I’m not sure why this January has done me in already. Was it our new puppy, who requires me to wrest off my mittens and face the elements approximately 800 times a day as we try, and fail, to house train her? Was it karma for flagrantly removing the heating pad’s outer cover?

Whatever the reason, the cold and swelling returned to my fingers. I ramped up use of my heating pad in turn. Simultaneously, I began to develop a spiderweb-like rash on my thighs. It lit up red in the shower. I connected the rash to the fact that the heating pad sits squarely on my lap while I’m treating my fingers, but I didn’t really care — until my husband, a physician, informed me I might be doing permanent damage.

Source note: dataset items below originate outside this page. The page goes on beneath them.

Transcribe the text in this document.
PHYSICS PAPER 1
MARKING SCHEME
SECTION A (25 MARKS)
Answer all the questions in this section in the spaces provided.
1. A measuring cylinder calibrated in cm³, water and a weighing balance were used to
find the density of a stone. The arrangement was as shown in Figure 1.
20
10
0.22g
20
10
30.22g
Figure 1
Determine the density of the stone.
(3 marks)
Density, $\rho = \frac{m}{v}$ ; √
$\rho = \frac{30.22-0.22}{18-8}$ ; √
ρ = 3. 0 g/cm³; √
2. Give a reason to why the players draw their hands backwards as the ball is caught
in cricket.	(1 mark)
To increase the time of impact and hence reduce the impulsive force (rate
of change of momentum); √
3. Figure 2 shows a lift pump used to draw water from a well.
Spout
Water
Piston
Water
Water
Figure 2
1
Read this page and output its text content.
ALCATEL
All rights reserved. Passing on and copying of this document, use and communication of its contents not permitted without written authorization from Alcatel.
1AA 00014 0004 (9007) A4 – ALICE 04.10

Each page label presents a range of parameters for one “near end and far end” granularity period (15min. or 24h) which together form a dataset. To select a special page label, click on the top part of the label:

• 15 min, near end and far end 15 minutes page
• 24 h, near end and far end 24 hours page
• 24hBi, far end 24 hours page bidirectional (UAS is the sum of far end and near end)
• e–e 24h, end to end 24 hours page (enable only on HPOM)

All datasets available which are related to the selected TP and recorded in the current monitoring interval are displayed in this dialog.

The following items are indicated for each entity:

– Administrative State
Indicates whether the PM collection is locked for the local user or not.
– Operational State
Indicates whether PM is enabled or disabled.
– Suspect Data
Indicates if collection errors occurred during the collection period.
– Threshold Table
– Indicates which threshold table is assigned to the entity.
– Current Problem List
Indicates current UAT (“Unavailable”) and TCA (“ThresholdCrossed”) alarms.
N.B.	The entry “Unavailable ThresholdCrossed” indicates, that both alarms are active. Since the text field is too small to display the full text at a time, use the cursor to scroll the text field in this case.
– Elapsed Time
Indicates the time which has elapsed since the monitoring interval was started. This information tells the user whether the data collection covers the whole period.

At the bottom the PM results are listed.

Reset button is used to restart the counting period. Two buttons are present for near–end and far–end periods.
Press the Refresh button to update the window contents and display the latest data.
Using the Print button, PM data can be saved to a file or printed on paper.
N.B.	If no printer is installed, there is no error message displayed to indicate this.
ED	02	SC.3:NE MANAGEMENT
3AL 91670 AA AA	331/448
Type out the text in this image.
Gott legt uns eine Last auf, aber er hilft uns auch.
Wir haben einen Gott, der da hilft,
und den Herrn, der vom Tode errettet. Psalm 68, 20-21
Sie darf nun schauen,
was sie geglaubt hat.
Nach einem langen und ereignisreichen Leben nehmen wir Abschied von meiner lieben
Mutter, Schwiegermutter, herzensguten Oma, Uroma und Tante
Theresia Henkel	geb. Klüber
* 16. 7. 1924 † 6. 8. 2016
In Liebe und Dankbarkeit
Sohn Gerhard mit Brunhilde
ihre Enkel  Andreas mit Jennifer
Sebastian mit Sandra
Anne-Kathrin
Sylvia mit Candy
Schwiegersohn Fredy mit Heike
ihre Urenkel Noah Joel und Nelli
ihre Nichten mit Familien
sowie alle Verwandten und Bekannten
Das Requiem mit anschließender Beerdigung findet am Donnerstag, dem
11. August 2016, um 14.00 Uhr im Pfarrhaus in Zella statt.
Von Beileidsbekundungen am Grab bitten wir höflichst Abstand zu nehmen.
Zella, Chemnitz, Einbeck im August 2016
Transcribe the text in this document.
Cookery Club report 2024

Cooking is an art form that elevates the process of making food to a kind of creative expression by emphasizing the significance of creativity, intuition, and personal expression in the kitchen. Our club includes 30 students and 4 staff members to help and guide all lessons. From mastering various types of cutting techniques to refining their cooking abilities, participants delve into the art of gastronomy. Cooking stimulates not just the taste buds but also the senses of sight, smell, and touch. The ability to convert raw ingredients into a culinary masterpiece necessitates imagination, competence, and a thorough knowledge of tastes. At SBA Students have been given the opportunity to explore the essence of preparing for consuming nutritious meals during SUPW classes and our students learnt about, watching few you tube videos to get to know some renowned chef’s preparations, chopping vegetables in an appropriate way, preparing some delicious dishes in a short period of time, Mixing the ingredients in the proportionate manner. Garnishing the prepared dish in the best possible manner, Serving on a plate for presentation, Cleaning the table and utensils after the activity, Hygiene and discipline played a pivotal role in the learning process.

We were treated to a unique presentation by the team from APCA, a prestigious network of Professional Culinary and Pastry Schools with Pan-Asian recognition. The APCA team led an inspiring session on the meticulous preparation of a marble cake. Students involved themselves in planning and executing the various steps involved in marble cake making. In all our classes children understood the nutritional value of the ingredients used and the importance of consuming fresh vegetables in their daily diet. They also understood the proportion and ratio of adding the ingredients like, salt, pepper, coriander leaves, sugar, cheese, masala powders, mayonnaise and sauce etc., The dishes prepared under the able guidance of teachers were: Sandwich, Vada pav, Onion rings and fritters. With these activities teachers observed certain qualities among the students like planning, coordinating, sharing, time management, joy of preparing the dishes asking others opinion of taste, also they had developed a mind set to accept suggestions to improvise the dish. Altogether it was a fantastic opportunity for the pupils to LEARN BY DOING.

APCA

It seemed I had given myself a new condition, the evocatively named toasted-skin syndrome. A different dermatologist (on Instagram this time) told me it was forever.

I unplugged the heating pad but couldn’t stop eyeing it. My fingers were so cold. I started to feel that there were only bad choices: Heat away the chilblains and give myself toasted-skin syndrome, or leave my fingers to wilt and preserve my milky thighs.

I made it two days before plugging the heating pad back in, cursing myself for throwing out the protective cover years ago.

A while back, the cartoonist Roz Chast drew a New Yorker cover that represents a January calendar. Each day contains a typical seasonal entry. “Lose keys in snow.” “Slip on ice.” “Still January.” (That last one’s on Jan. 3.)

Jan. 31 resembles a giant yellow sun, flagged with stars, labeled “Last day of January!” I framed the cover for my office, where the space heater’s still chugging.